While certain risk factors for AMD, such as aging and genetics, cannot be changed, there are lifestyle changes that may help reduce the risk or slow down the progression of the condition. These include:

Quitting smoking: Smoking has been strongly associated with an increased risk of AMD. Quitting smoking can significantly reduce the risk. You can also read on how smoking is injurious to your eyes.

Eating a healthy diet: Consuming a diet rich in fruits, vegetables, fish, and nuts, while limiting processed foods and saturated fats, may help protect against AMD. You can also read on eye health diet tips. 

Regular exercise: Engaging in regular physical activity has been shown to have a positive impact on eye health.

Protecting the eyes from UV radiation: Wearing sunglasses that block UV rays and a wide-brimmed hat can help protect the eyes from harmful UV radiation.

Regular eye exams: Routine eye exams can help detect AMD in its early stages and allow for timely intervention.

By adopting these lifestyle changes and taking proactive measures, individuals can reduce their risk of developing Age Related Macular Degeneration or slow down its progression.


Age Related Macular Degeneration (AMD) is a prevalent eye condition that can significantly impact a person’s vision and quality of life. It is important to be aware of the symptoms, risk factors, and available treatment options. By understanding macular degeneration of the eye and taking proactive steps, individuals can maintain good eye health and preserve their vision for as long as possible.
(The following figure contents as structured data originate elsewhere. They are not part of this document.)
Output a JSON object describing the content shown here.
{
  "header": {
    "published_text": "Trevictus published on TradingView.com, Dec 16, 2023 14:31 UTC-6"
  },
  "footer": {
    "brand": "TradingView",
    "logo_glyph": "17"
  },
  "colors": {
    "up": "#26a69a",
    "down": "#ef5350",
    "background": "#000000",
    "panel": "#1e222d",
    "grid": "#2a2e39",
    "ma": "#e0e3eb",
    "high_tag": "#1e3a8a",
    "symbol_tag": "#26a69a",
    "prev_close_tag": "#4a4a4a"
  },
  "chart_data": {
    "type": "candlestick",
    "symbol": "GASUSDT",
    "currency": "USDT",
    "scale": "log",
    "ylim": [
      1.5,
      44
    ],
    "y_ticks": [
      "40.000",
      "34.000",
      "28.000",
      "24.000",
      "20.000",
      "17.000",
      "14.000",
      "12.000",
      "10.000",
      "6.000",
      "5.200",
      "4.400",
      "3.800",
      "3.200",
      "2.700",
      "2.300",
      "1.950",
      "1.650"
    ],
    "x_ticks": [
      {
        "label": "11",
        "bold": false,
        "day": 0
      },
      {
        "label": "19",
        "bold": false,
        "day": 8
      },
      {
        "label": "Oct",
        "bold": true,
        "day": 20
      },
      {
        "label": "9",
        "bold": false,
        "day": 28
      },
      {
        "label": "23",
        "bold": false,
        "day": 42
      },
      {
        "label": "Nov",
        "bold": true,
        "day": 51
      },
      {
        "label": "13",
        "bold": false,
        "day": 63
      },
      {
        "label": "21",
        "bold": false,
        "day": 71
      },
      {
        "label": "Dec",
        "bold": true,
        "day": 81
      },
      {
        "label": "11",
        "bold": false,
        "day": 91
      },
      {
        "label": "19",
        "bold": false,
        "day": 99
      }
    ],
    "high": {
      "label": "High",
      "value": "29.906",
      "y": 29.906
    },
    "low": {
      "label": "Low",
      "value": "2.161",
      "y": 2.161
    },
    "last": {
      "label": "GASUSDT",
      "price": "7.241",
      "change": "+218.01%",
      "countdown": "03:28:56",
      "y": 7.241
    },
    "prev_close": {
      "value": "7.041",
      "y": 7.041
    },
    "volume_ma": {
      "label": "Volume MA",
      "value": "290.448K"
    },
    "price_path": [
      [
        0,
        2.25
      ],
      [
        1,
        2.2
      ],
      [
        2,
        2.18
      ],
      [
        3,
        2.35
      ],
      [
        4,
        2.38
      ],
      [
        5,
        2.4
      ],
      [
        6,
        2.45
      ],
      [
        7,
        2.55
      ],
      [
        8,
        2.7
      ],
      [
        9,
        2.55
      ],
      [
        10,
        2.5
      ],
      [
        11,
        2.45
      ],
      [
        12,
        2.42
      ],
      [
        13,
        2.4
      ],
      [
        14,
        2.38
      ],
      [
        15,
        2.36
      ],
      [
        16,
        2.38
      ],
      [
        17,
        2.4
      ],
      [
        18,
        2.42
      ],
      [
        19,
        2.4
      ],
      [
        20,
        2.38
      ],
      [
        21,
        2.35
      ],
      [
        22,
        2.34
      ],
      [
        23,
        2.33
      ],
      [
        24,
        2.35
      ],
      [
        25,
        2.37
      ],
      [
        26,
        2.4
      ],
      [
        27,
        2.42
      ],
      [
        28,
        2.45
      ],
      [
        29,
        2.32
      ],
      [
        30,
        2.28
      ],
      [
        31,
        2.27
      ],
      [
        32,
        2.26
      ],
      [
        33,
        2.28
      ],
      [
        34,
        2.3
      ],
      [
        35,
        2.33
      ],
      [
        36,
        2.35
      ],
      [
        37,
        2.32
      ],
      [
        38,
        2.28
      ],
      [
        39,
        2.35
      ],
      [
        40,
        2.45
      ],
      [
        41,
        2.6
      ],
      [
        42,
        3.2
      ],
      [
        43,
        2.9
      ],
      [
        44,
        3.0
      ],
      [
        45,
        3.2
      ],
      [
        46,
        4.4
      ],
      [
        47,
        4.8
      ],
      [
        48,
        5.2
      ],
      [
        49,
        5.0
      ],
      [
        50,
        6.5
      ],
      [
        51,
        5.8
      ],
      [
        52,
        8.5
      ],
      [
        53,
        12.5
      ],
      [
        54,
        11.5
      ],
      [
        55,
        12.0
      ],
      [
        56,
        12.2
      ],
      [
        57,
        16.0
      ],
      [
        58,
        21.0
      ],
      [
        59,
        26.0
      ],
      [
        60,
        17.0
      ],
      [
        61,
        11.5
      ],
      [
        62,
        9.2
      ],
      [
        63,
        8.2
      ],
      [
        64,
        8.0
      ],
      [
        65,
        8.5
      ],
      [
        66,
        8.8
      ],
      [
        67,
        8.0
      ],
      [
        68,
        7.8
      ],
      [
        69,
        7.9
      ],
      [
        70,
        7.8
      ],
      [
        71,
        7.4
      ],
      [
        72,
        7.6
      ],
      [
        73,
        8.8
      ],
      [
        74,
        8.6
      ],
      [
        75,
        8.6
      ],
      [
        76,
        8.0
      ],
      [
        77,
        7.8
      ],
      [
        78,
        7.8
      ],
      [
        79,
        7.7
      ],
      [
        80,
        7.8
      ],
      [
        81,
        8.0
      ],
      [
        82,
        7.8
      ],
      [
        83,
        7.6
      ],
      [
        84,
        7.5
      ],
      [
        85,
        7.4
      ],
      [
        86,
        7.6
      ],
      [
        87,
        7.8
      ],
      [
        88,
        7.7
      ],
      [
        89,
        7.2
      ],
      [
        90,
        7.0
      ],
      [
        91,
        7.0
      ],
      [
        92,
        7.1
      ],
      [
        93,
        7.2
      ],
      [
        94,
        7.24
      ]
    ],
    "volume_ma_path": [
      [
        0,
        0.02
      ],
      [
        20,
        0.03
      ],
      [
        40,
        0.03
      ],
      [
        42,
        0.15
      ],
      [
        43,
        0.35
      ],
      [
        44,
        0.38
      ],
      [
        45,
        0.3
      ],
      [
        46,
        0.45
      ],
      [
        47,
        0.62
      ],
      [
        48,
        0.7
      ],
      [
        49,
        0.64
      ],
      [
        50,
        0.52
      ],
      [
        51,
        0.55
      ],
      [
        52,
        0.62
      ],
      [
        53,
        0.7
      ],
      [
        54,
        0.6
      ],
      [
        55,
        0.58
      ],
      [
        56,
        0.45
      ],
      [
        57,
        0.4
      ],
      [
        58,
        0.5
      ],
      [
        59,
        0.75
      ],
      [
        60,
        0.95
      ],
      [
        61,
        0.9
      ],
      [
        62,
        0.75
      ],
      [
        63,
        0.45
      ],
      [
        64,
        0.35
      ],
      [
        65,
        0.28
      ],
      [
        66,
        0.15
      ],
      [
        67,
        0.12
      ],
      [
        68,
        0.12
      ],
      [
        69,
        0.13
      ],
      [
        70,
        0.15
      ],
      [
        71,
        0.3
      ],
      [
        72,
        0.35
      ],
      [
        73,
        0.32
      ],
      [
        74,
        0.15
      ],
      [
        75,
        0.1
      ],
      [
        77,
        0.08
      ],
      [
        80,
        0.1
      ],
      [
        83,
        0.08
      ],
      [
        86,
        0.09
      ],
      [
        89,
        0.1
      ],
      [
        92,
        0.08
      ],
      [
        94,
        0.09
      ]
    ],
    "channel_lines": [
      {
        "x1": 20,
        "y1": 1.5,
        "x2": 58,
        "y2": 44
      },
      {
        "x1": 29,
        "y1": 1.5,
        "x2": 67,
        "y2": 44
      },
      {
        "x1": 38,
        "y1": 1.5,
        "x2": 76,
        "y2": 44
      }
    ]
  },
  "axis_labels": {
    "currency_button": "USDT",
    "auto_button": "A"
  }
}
If you experience any changes in your vision or have concerns about AMD, it is crucial to consult an eye care professional for a comprehensive examination and appropriate management.


What is age-related macular degeneration (AMD)?

AMD is an eye condition that affects the macula, leading to gradual central vision deterioration.

Is AMD a common eye condition?

Yes, AMD is a common eye condition, particularly among older adults.

Who is most at risk of developing AMD?

People over 50, those with a family history of AMD, smokers, and individuals with cardiovascular disease are most at risk.

What causes age-related macular degeneration?

AMD is caused by a combination of genetic and environmental factors, including aging, smoking, and poor diet.

How do you deal with age-related macular degeneration?

Management includes lifestyle changes (diet, exercise, quitting smoking), vision aids, and medical treatments like anti-VEGF injections or laser therapy.

Can you reverse age-related macular degeneration?

Currently, there is no cure to reverse AMD, but treatments can slow progression and manage symptoms.